As the noble Baroness, Lady Coussins, has already said, provision has dramatically reduced in schools, universities and higher education. I heard what the noble Baroness, Lady Morris, said, and I agree that it is particularly concerning that so many children in schools were discouraged from taking foreign languages and that those schools were in some of the most deprived areas of the country. It seems to be a huge injustice that, as we have just heard from the noble Lord, the values of learning a foreign language have been denied to many children not only because they were not encouraged but because they were discouraged from taking a foreign language as part of the drive to raise standards.

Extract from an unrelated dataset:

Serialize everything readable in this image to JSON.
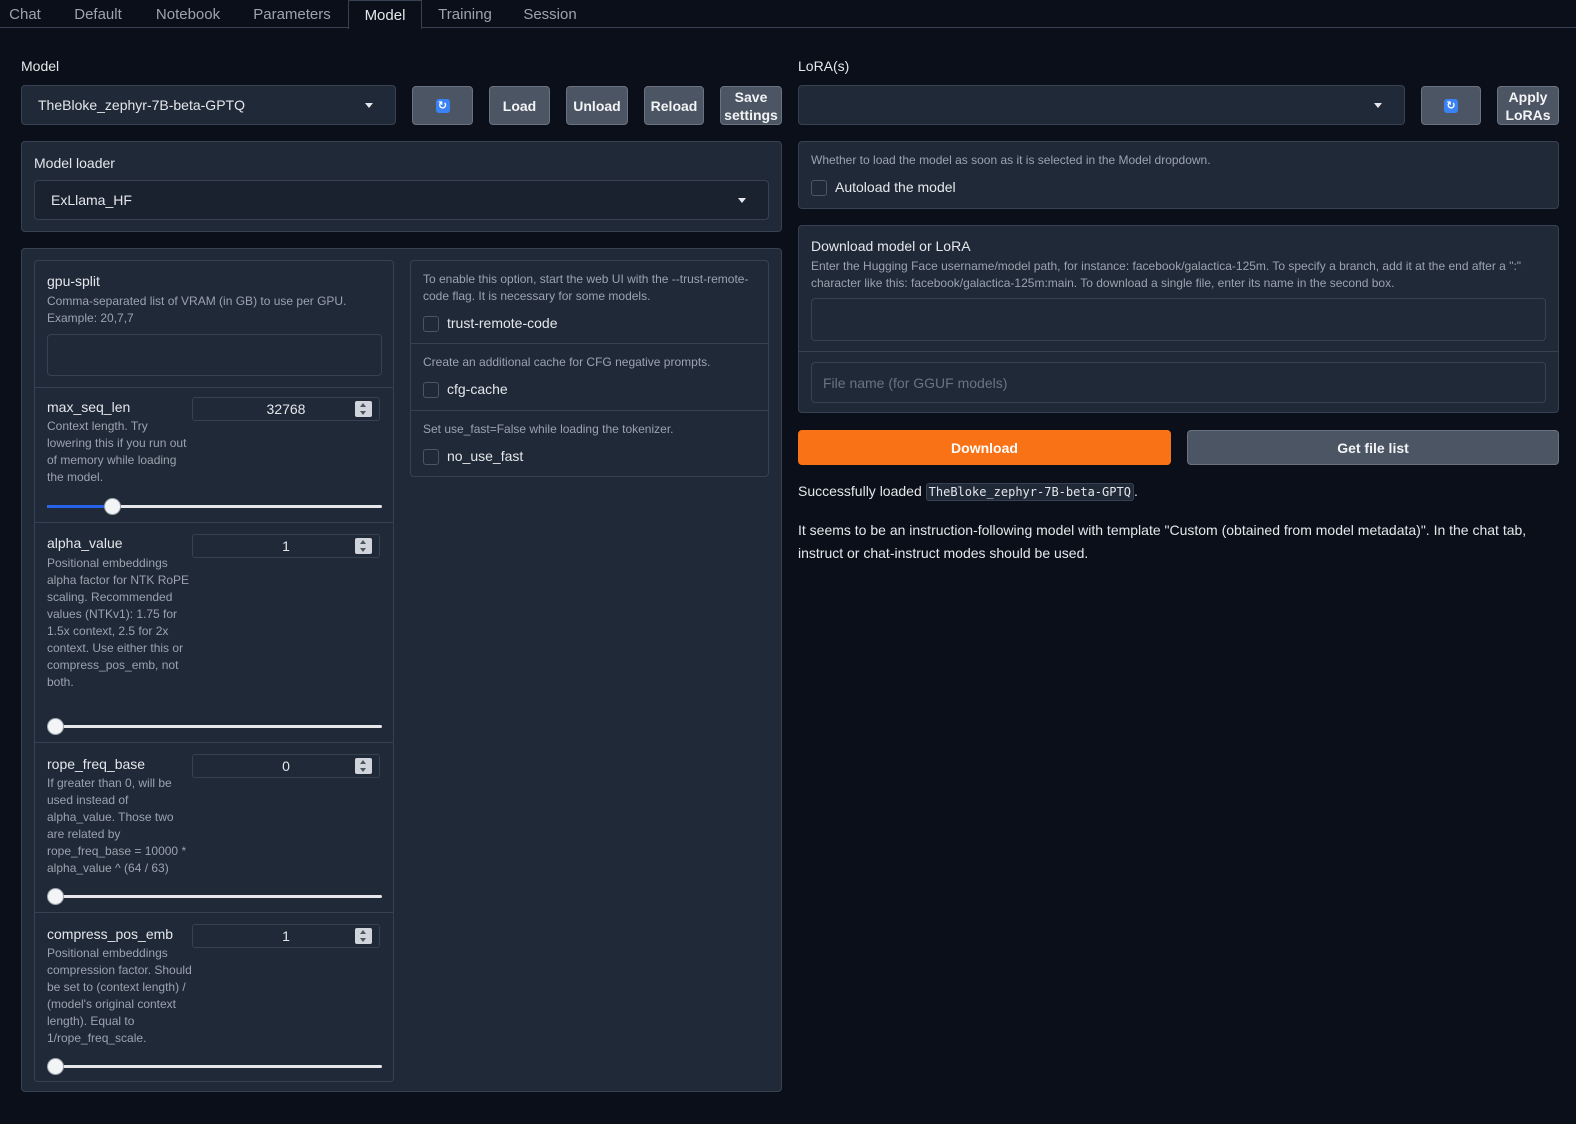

In addition to what has been said already, I support compulsory language learning in primary schools. However, if we are to have a national language recovery programme, we will have to move very quickly, increasing capacity within schools and universities, increasing the number of teachers and changing the culture that somehow we in this nation do not really need to speak foreign languages. As someone who has taught adults, I would also say that we need to incentivise people in work. I think that employers are very keen to have their employees speak foreign languages—more so in view of Brexit. Something like £45 billion is lost to GDP through the lack of language learning skills.

When I taught English as a foreign language in France, there were many incentives to learn a foreign language. Employees were given the time to do so by their employers, they were given help with payments, and the Government backed a national scheme. That was some time ago—lots of people in France now speak English. However, people took that up, and it is a fallacy to say that people in adult life cannot learn languages. The noble Baroness, Lady Morris, talked about methodologies in schools, but there are now many ways of learning languages. I know many adults who have learned foreign languages online, doing it in their spare time. That is particularly attractive to young people, who I understand are more and more motivated to learn foreign languages because they do not believe that they were very well taught in school.

Therefore, I would definitely back a national language recovery scheme. I very much hope that the Minister can give us some encouragement on that but, from my point of view, I would add: do not let us just leave it to schools and teachers; let us get the adults learning as well.